Byju’s has a very broad market in the E-Learning sector not only in India but in other nations as well. The online learning platforms have witnessed a major rise in demand especially with the onset of COVID-19. Since Byju’s has a strong online presence, it is aiming to expand its offline presence as well. This is one of the reasons why Byju’s acquired the offline physical coaching center company, Aakash Educational Services. Byju’s has revealed the news on Monday about acquiring the chain of these coaching centers and accelerating its offline growth.

Byju’s is a very common and broadly used e-learning platform in India. When it comes to understanding concepts and practicing problems for competitive exams, Byju’s is one of the best options for students. And, Aakash institutes are also very famous for providing high-quality coaching mainly for NEET and JEE aspirants.

Closing the deal

The news of the acquisition has been spreading since January that Byju’s has agreed to buy Aakash Educational Services. Back in 2019, Aakash sold a 37.5 percent stake to Blackstone but Byju declined to comment on this topic. Byju’s whose current valuation is $13 billion has acquired the old chain of coaching centers for nearly $1 billion paid in cash and equity for the acquisition, that is, $600 million in cash and the rest in stock (TechCrunch).

Byju’s
Image Source: entrackr.com

When the deal was closed with Blackstone a couple of years ago that made Aakash’s total valuation to $500 million. Currently, Aakash owns more than 200 physical coaching centers all over India where top-quality mentorship is provided to the aspirants. The total number of students enrolled in Aakash coaching centers is more than 250,000.

Change in perspective

Since Aakash Educational Services is well known for providing top-class coaching to the students in India, they didn’t stop teaching during the pandemic. As the classes shifted to a virtual platform, Aakash started offering many services online to the students. So, with Byju’s already having a powerful online presence and Aakash newly making coaching options online, both the companies landed on a mutual interest during the pandemic. Though the deal has been finalized recently, both the companies were discussing terms since last year.

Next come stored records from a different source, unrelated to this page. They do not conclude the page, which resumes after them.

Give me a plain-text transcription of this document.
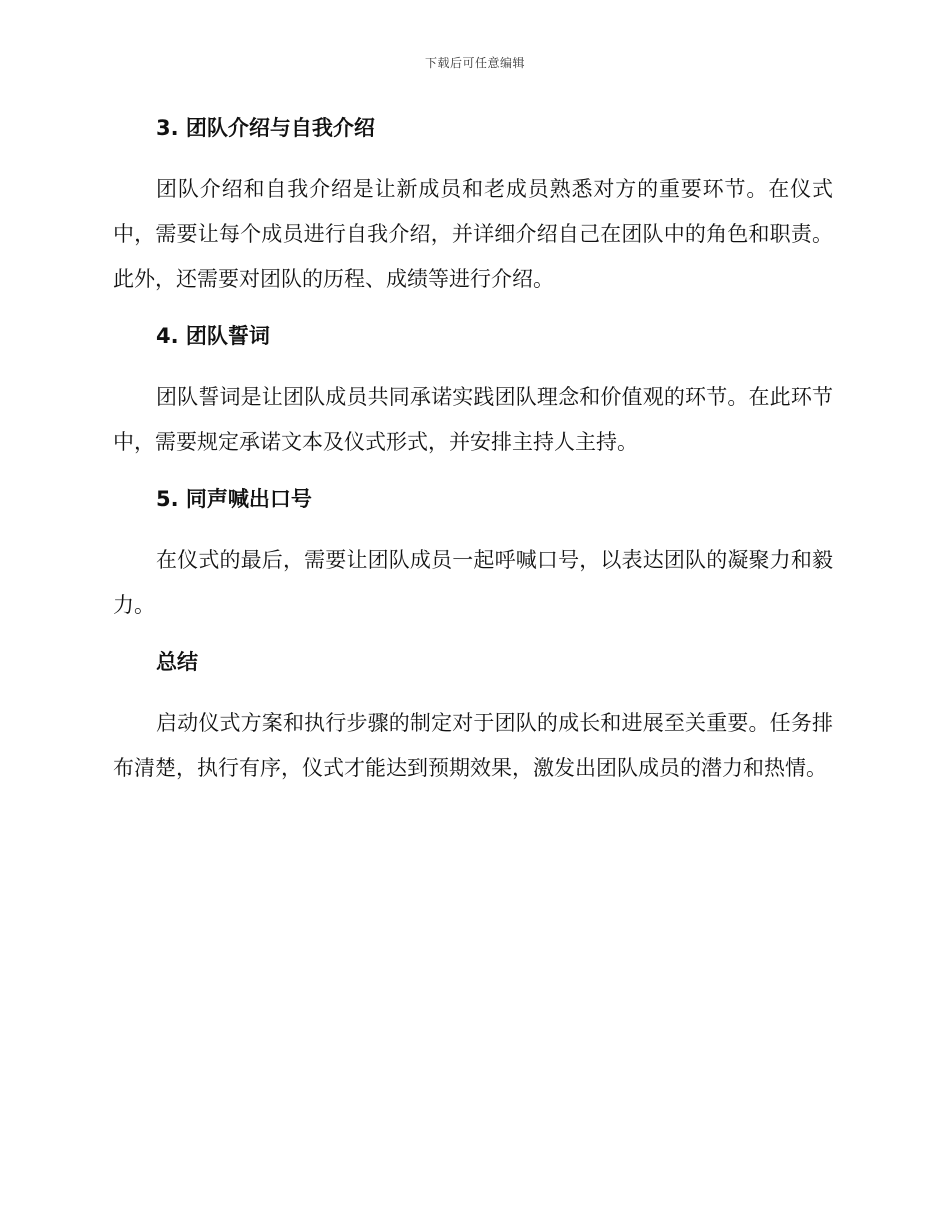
下载后可任意编辑
3. 团队介绍与自我介绍

团队介绍和自我介绍是让新成员和老成员熟悉对方的重要环节。在仪式中，需要让每个成员进行自我介绍，并详细介绍自己在团队中的角色和职责。此外，还需要对团队的历程、成绩等进行介绍。

4. 团队誓词

团队誓词是让团队成员共同承诺实践团队理念和价值观的环节。在此环节中，需要规定承诺文本及仪式形式，并安排主持人主持。

5. 同声喊出口号

在仪式的最后，需要让团队成员一起呼喊口号，以表达团队的凝聚力和毅力。

总结

启动仪式方案和执行步骤的制定对于团队的成长和进展至关重要。任务排布清楚，执行有序，仪式才能达到预期效果，激发出团队成员的潜力和热情。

Even after the acquisition, the founders of the company will be attached to it and they will be still working towards providing quality coaching to the students. Aakash Chaudhry, managing director and co-promoter of Aakash Educational Services sounded very optimistic about the deal. He said that this joint partnership between two leading brands in the educational sector will provide “very substantial and value-additive services to students.”

Advantages to the acquisition

With Byju’s being the country’s most valuable Ed-tech company and Aakash having a strong physical presence, both the companies together will create a huge omnipresent brand for Indian students. Aakash Chaudhry has further added that Aakash has provided the students so far with physical coaching and whoever was in need of online tutorials and accessing content anytime, Byju’s has been their savior. So, joining hands together a unique solution will be provided to the students by leveraging physical location and online learning technology.

Byju Raveendran, co-founder, and CEO of the ed-tech startup Byju’s has said that in the future of education especially in our country, both online and offline experiences will be blended. Even before Byju’s started the online platform he used to teach hundreds of students offline on the stadiums. Apart from creating an omnichannel, this partnership is also aiming to reach students from small towns and remote areas in India.

Amit Dixit, co-head of Asia Acquisitions of Blackstone has also mentioned that the presence of an omnichannel “will be the winning model in test prep and tutoring” especially when two of the most important companies in the Indian education sector are joining hands.

Growth of Byju’s

Byju’s has come a long way since 2011 which currently serves over 80 million users. 5.5 million of the total Byju’s audience are paid customers. The company has gained massive recognition very quickly especially among students. The company has made a few big acquisitions so far which includes US-based Osmo and Scholr. One of the biggest acquisitions of the company was in 2020 when they acquired WhiteHat Jr for $300 million.